Benorilate Tablets

Action and use

Salicylate-paracetamol derivative; antipyretic; analgesic; anti-inflammatory.

Definition

Benorilate Tablets contain Benorilate.

Content of benorilate, C₁₇H₁₅NO₅

95.0 to 105.0% of the stated amount.

Identification

Shake a quantity of the powdered tablets containing 1 g of Benorilate with 30 mL of a mixture of 9 volumes of chloroform and 1 volume of methanol for 10 minutes, filter and evaporate the filtrate to dryness. The residue complies with the following tests.

TESTS

4-Aminophenol

Shake a quantity of the powdered tablets containing 2.5 g of Benorilate with 100 mL of water for 15 minutes and filter. If the filtrate is opalescent, warm on a water bath until it becomes clear and allow to cool. To 20 mL of the filtrate add 0.2 mL of sodium nitroprusside-carbonate solution, mix and allow to stand for 30 minutes. The solution is not more intensely coloured than a solution prepared at the same time and in the same manner but using 2 mL of a solution of 4-aminophenol containing 5 µg per mL and 18 mL of water in place of the filtrate (20 ppm).

Salicylic acid

Shake a quantity of the powdered tablets containing 0.50 g of Benorilate with 100 mL of water for 15 minutes and filter. If the filtrate is opalescent, warm on a water bath until it becomes clear and allow to cool. Transfer 10 mL of the filtrate to a Nessler cylinder, dilute to 50 mL with water, add 0.2 mL of a 0.5% w/v solution of iron(iii) chloride and allow to stand for 1 minute. The colour obtained is not more intense than that of a solution prepared at the same time by adding 0.2 mL of a 0.5% w/v solution of iron(iii) chloride to a mixture of 1 mL of a 0.025% w/v solution of salicylic acid in ethanol (96%) and sufficient water to produce 50 mL (0.5%).

Related substances

Carry out the method for thin-layer chromatography, Appendix III A, using a silica gel HF₂₅₄ precoated plate (Analtech plates are suitable) and a mixture of 5 volumes of glacial acetic acid, 15 volumes of ether and 80 volumes of dichloromethane as the mobile phase. Apply separately to the plate 10 µL of each of the following solutions. Solution (1) contains 4.0% w/v of the residue obtained in the tests for Identification in a mixture of 9 volumes of chloroform and 1 volume of methanol. For solution (2) dilute 1 volume of solution (1) to 100 volumes with a mixture of 9 volumes of chloroform and 1 volume of methanol. For solution (3) dilute 1 volume of solution (1) to 500 volumes with a mixture of 9 volumes of chloroform and 1 volume of methanol. Solution (4) contains 0.0080% w/v of paracetamol in a mixture of 9 volumes of chloroform and 1 volume of methanol. After removal of the plate, allow it to dry in air and develop in a second mobile phase consisting of a mixture of 10 volumes of formic acid, 45 volumes of ether and 45 volumes of 2,2,4-trimethylpentane. After removal of the plate, allow it to dry in air and examine under ultraviolet light (254 nm).

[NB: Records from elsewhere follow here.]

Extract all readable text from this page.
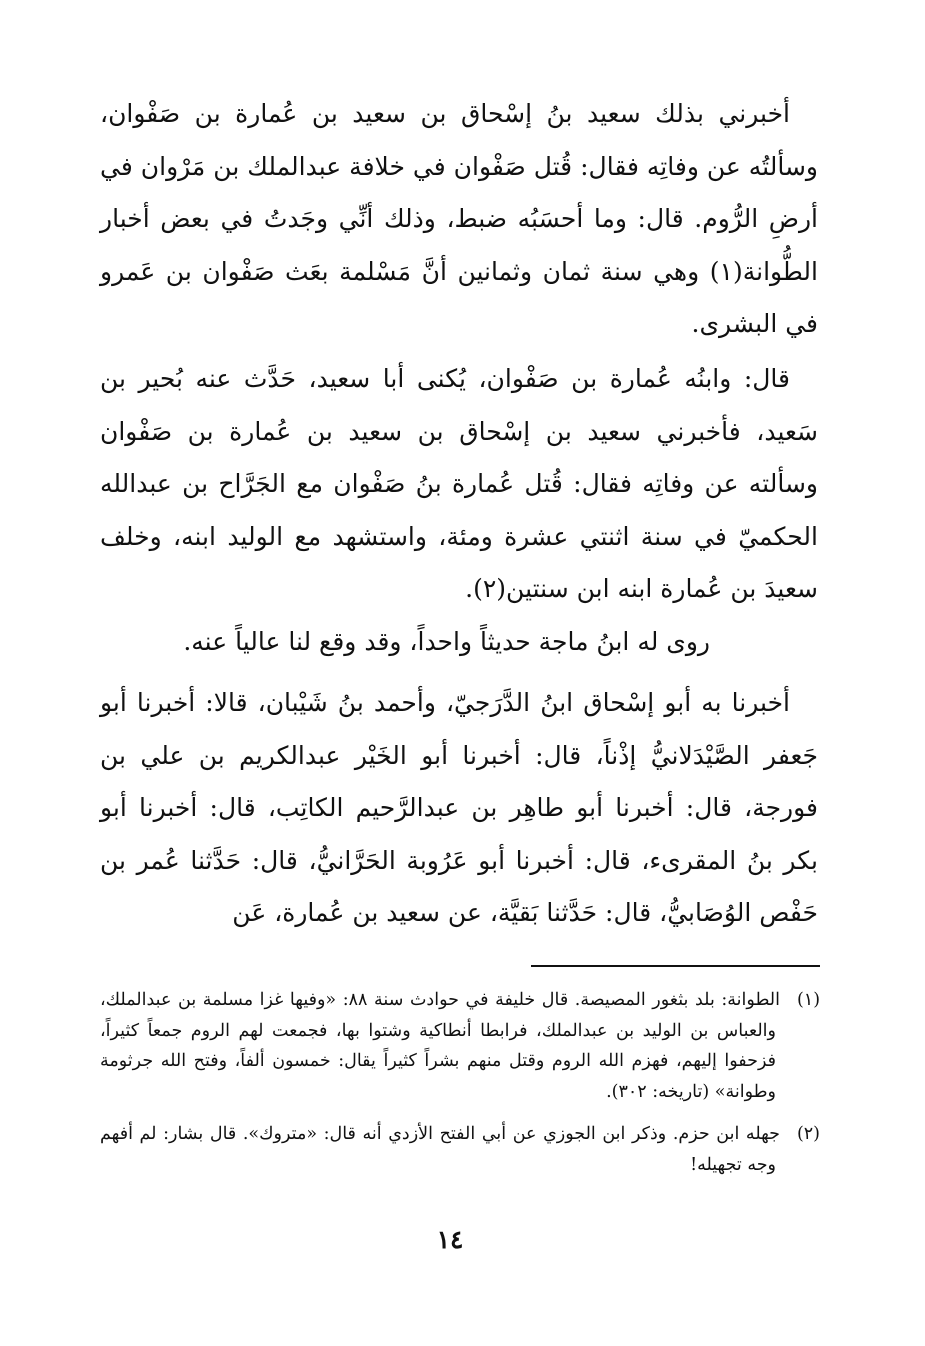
أخبرني بذلك سعيد بنُ إسْحاق بن سعيد بن عُمارة بن صَفْوان، وسألتُه عن وفاتِه فقال: قُتل صَفْوان في خلافة عبدالملك بن مَرْوان في أرضِ الرُّوم. قال: وما أحسَبُه ضبط، وذلك أنِّي وجَدتُ في بعض أخبار الطُّوانة(١) وهي سنة ثمان وثمانين أنَّ مَسْلمة بعَث صَفْوان بن عَمرو في البشرى.

قال: وابنُه عُمارة بن صَفْوان، يُكنى أبا سعيد، حَدَّث عنه بُحير بن سَعيد، فأخبرني سعيد بن إسْحاق بن سعيد بن عُمارة بن صَفْوان وسألته عن وفاتِه فقال: قُتل عُمارة بنُ صَفْوان مع الجَرَّاح بن عبدالله الحكميّ في سنة اثنتي عشرة ومئة، واستشهد مع الوليد ابنه، وخلف سعيدَ بن عُمارة ابنه ابن سنتين(٢).

روى له ابنُ ماجة حديثاً واحداً، وقد وقع لنا عالياً عنه.

أخبرنا به أبو إسْحاق ابنُ الدَّرَجيّ، وأحمد بنُ شَيْبان، قالا: أخبرنا أبو جَعفر الصَّيْدَلانيُّ إذْناً، قال: أخبرنا أبو الخَيْر عبدالكريم بن علي بن فورجة، قال: أخبرنا أبو طاهِر بن عبدالرَّحيم الكاتِب، قال: أخبرنا أبو بكر بنُ المقرىء، قال: أخبرنا أبو عَرُوبة الحَرَّانيُّ، قال: حَدَّثنا عُمر بن حَفْص الوُصَابيُّ، قال: حَدَّثنا بَقيَّة، عن سعيد بن عُمارة، عَن

(١)الطوانة: بلد بثغور المصيصة. قال خليفة في حوادث سنة ٨٨: «وفيها غزا مسلمة بن عبدالملك، والعباس بن الوليد بن عبدالملك، فرابطا أنطاكية وشتوا بها، فجمعت لهم الروم جمعاً كثيراً، فزحفوا إليهم، فهزم الله الروم وقتل منهم بشراً كثيراً يقال: خمسون ألفاً، وفتح الله جرثومة وطوانة» (تاريخه: ٣٠٢).

(٢)جهله ابن حزم. وذكر ابن الجوزي عن أبي الفتح الأزدي أنه قال: «متروك». قال بشار: لم أفهم وجه تجهيله!

١٤
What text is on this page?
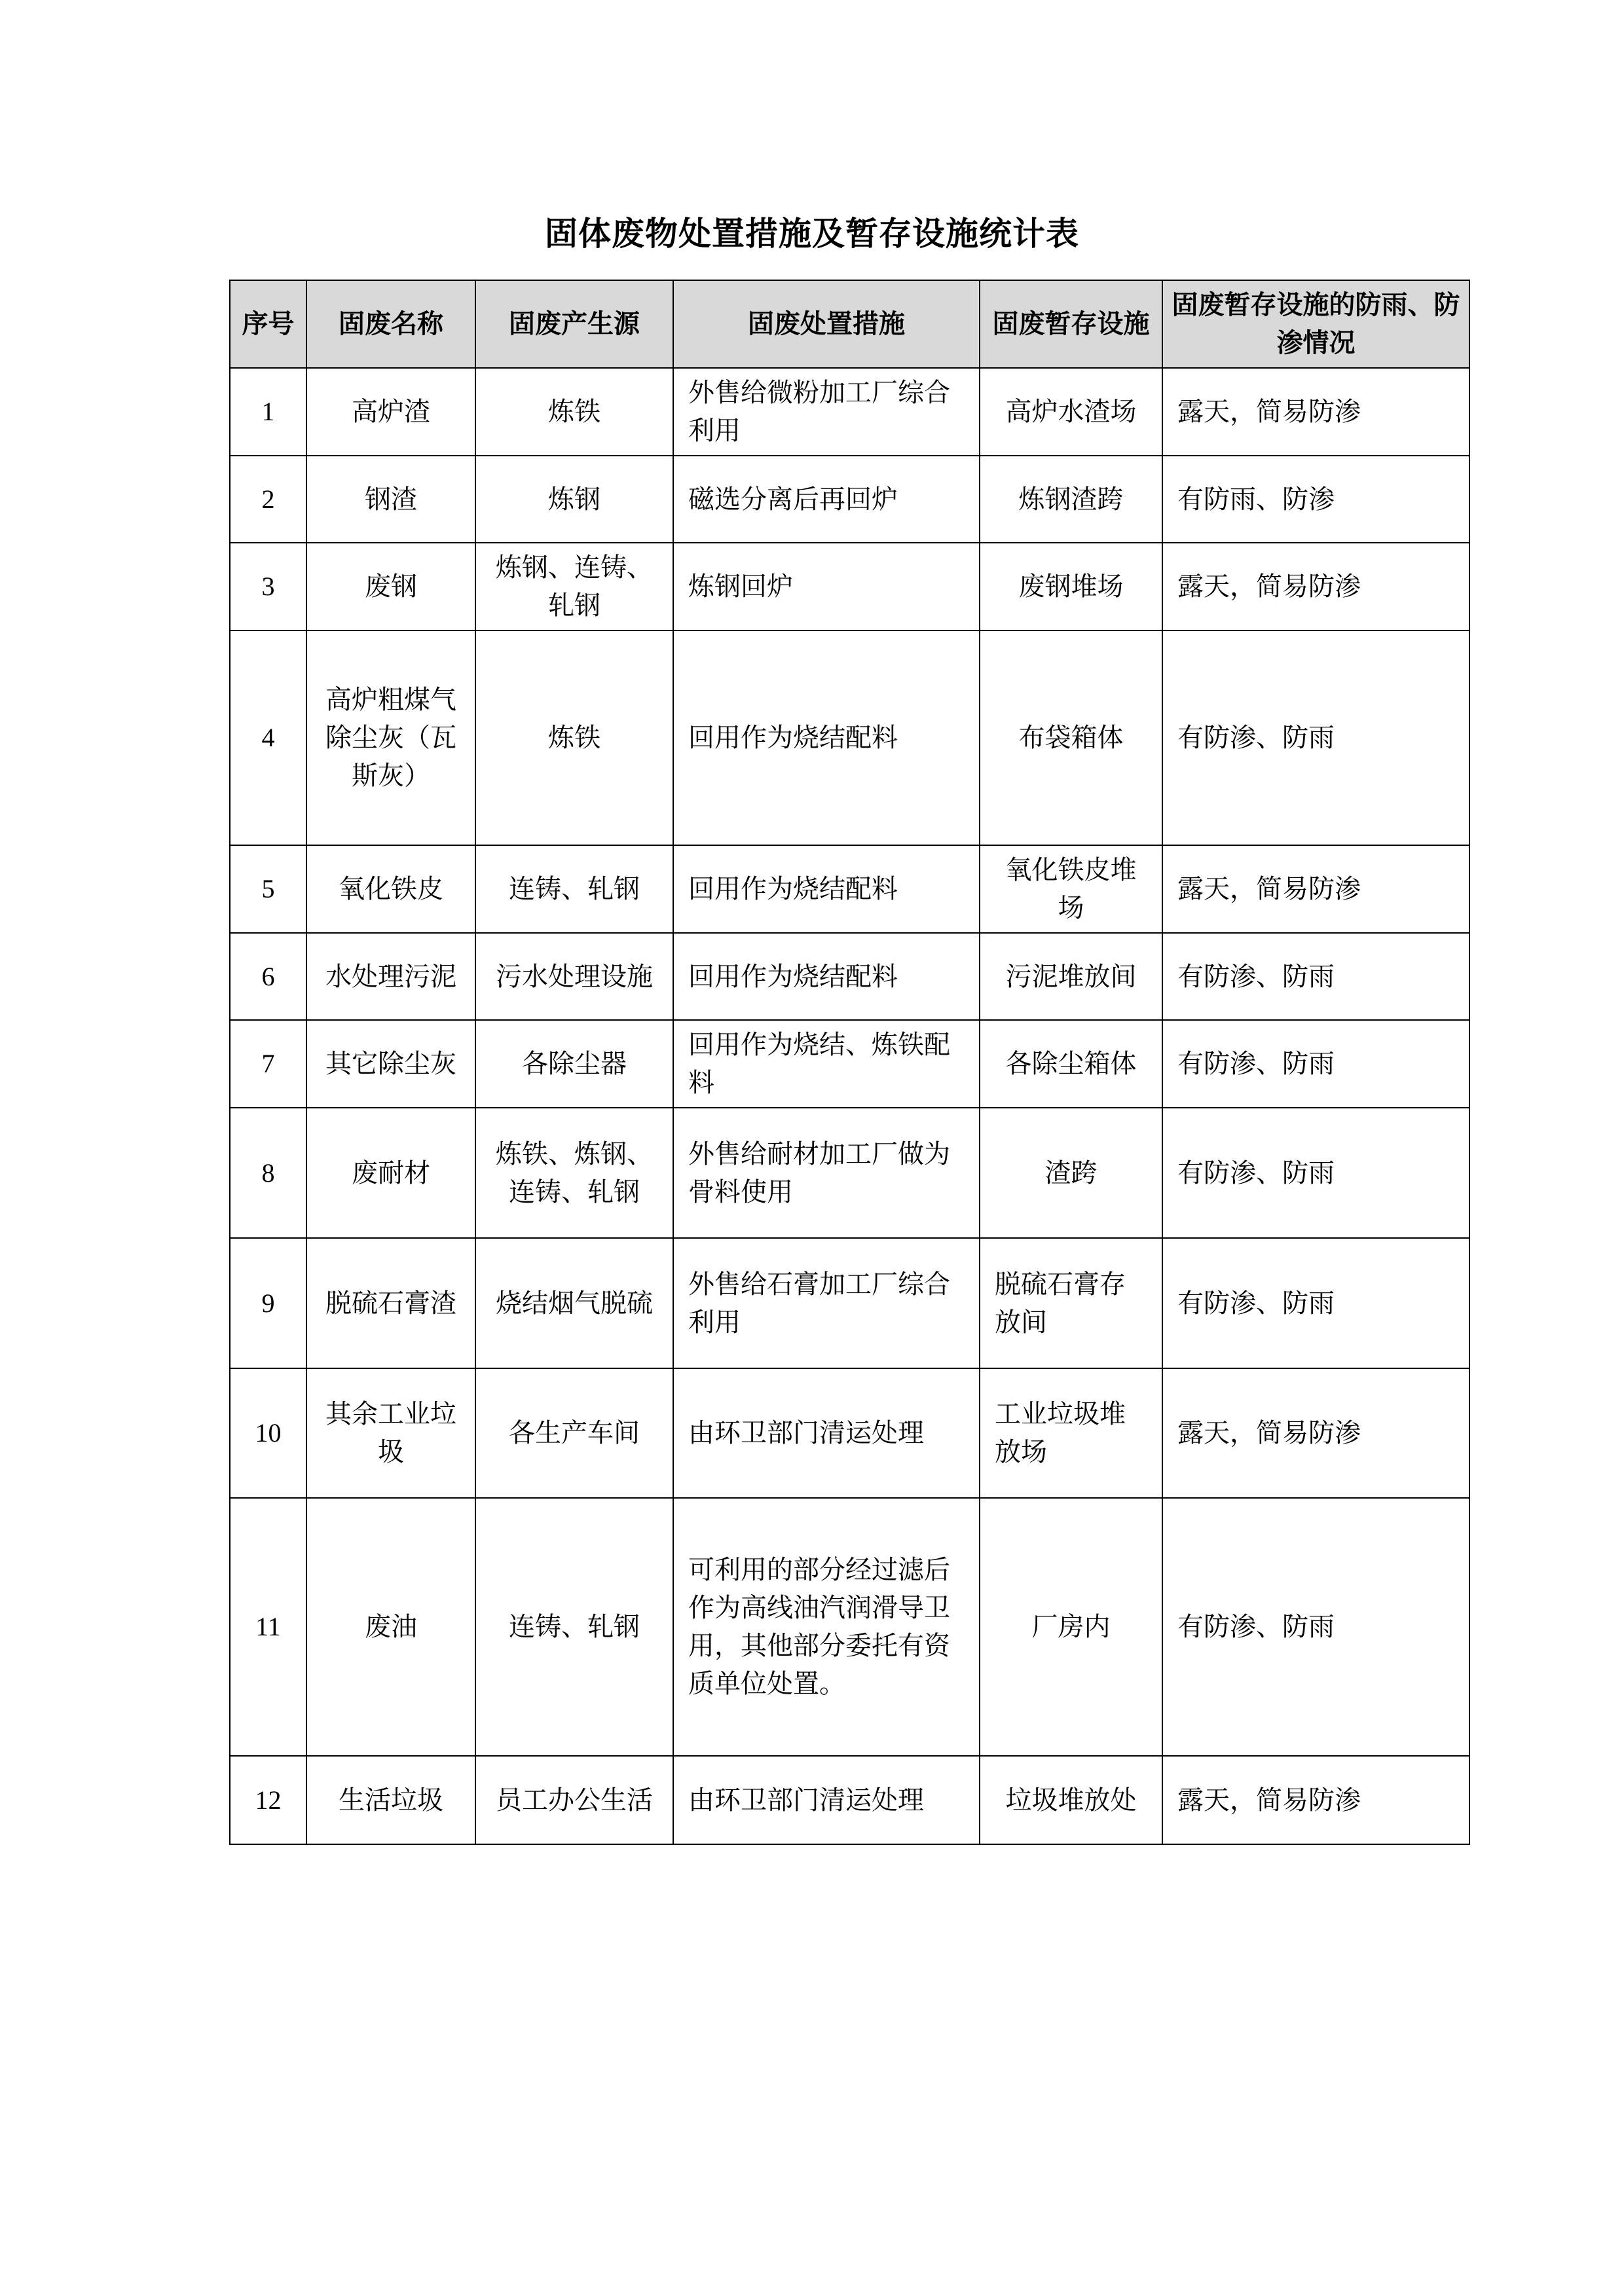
固体废物处置措施及暂存设施统计表
序号	固废名称	固废产生源	固废处置措施	固废暂存设施	固废暂存设施的防雨、防渗情况
1	高炉渣	炼铁	外售给微粉加工厂综合利用	高炉水渣场	露天，简易防渗
2	钢渣	炼钢	磁选分离后再回炉	炼钢渣跨	有防雨、防渗
3	废钢	炼钢、连铸、轧钢	炼钢回炉	废钢堆场	露天，简易防渗
4	高炉粗煤气除尘灰（瓦斯灰）	炼铁	回用作为烧结配料	布袋箱体	有防渗、防雨
5	氧化铁皮	连铸、轧钢	回用作为烧结配料	氧化铁皮堆场	露天，简易防渗
6	水处理污泥	污水处理设施	回用作为烧结配料	污泥堆放间	有防渗、防雨
7	其它除尘灰	各除尘器	回用作为烧结、炼铁配料	各除尘箱体	有防渗、防雨
8	废耐材	炼铁、炼钢、连铸、轧钢	外售给耐材加工厂做为骨料使用	渣跨	有防渗、防雨
9	脱硫石膏渣	烧结烟气脱硫	外售给石膏加工厂综合利用	脱硫石膏存放间	有防渗、防雨
10	其余工业垃圾	各生产车间	由环卫部门清运处理	工业垃圾堆放场	露天，简易防渗
11	废油	连铸、轧钢	可利用的部分经过滤后作为高线油汽润滑导卫用，其他部分委托有资质单位处置。	厂房内	有防渗、防雨
12	生活垃圾	员工办公生活	由环卫部门清运处理	垃圾堆放处	露天，简易防渗
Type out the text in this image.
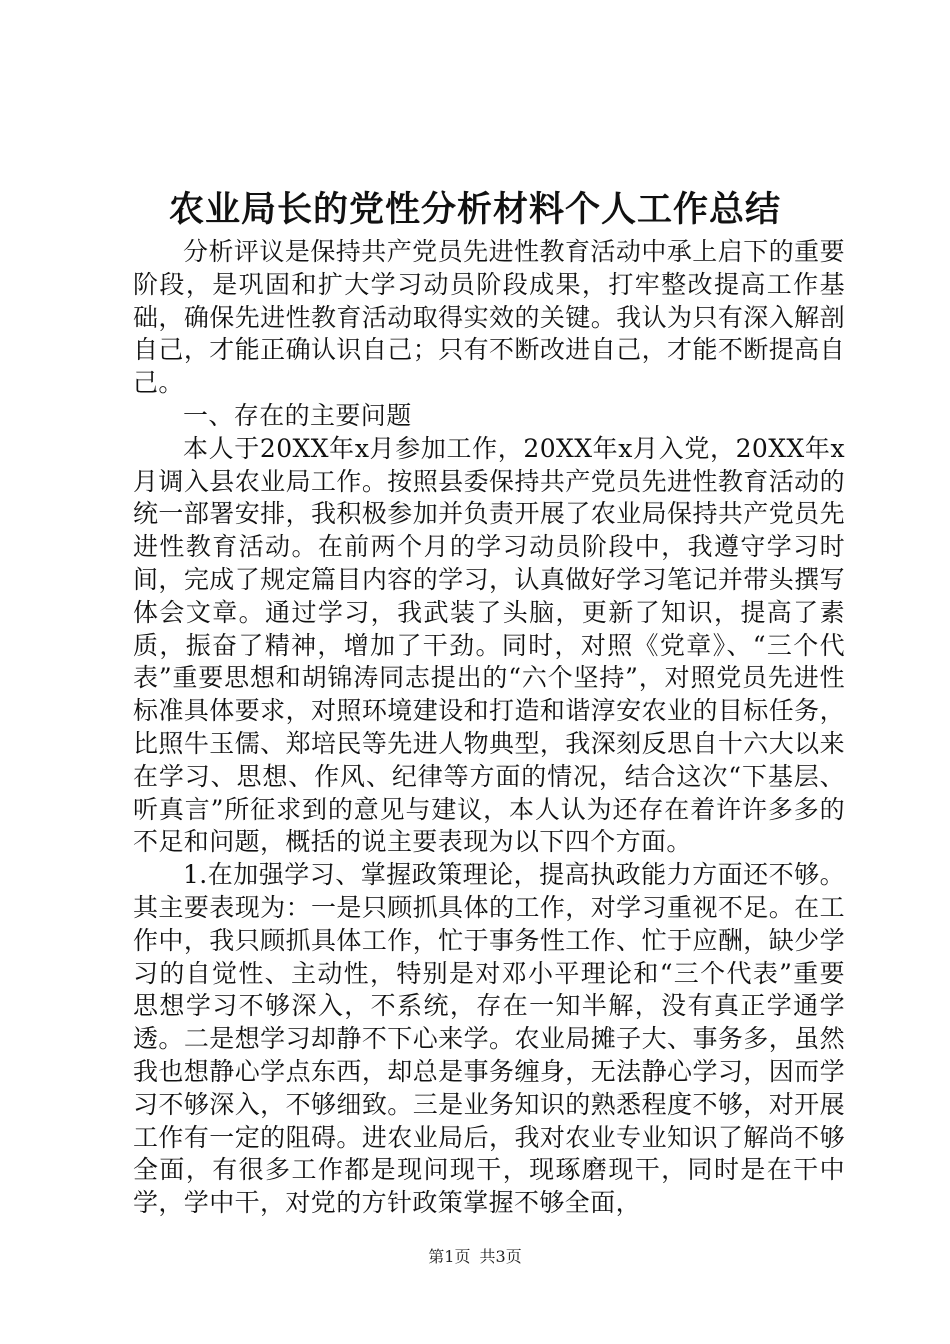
农业局长的党性分析材料个人工作总结

分析评议是保持共产党员先进性教育活动中承上启下的重要阶段，是巩固和扩大学习动员阶段成果，打牢整改提高工作基础，确保先进性教育活动取得实效的关键。我认为只有深入解剖自己，才能正确认识自己；只有不断改进自己，才能不断提高自己。

一、存在的主要问题

本人于20XX年x月参加工作，20XX年x月入党，20XX年x月调入县农业局工作。按照县委保持共产党员先进性教育活动的统一部署安排，我积极参加并负责开展了农业局保持共产党员先进性教育活动。在前两个月的学习动员阶段中，我遵守学习时间，完成了规定篇目内容的学习，认真做好学习笔记并带头撰写体会文章。通过学习，我武装了头脑，更新了知识，提高了素质，振奋了精神，增加了干劲。同时，对照《党章》、“三个代表”重要思想和胡锦涛同志提出的“六个坚持”，对照党员先进性标准具体要求，对照环境建设和打造和谐淳安农业的目标任务，比照牛玉儒、郑培民等先进人物典型，我深刻反思自十六大以来在学习、思想、作风、纪律等方面的情况，结合这次“下基层、听真言”所征求到的意见与建议，本人认为还存在着许许多多的不足和问题，概括的说主要表现为以下四个方面。

1.在加强学习、掌握政策理论，提高执政能力方面还不够。其主要表现为：一是只顾抓具体的工作，对学习重视不足。在工作中，我只顾抓具体工作，忙于事务性工作、忙于应酬，缺少学习的自觉性、主动性，特别是对邓小平理论和“三个代表”重要思想学习不够深入，不系统，存在一知半解，没有真正学通学透。二是想学习却静不下心来学。农业局摊子大、事务多，虽然我也想静心学点东西，却总是事务缠身，无法静心学习，因而学习不够深入，不够细致。三是业务知识的熟悉程度不够，对开展工作有一定的阻碍。进农业局后，我对农业专业知识了解尚不够全面，有很多工作都是现问现干，现琢磨现干，同时是在干中学，学中干，对党的方针政策掌握不够全面，

第1页 共3页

Any spot corresponding to paracetamol in the chromatogram obtained with solution (1) is not more intense than the spot in the chromatogram obtained with solution (4) (0.2%). Any secondary spot in the chromatogram obtained with solution (1) with an Rf value slightly higher than that of the principal spot is not more intense than the principal spot in the chromatogram obtained with solution (2) (1%). Any other secondary spot in the chromatogram obtained with solution (1) is not more intense than the spot in the chromatogram obtained with solution (3) (0.2%).

Assay

Weigh and powder 20 tablets. Shake a quantity of the powder containing 0.1 g of Benorilate with 100 mL of absolute ethanol for 30 minutes and filter. Dilute 5 mL of the filtrate to 250 mL with absolute ethanol and measure the absorbance of the resulting solution at the maximum at 240 nm, Appendix II B. Calculate the content of C₁₇H₁₅NO₅ taking 740 as the value of A(1%, 1 cm) at the maximum at 240 nm.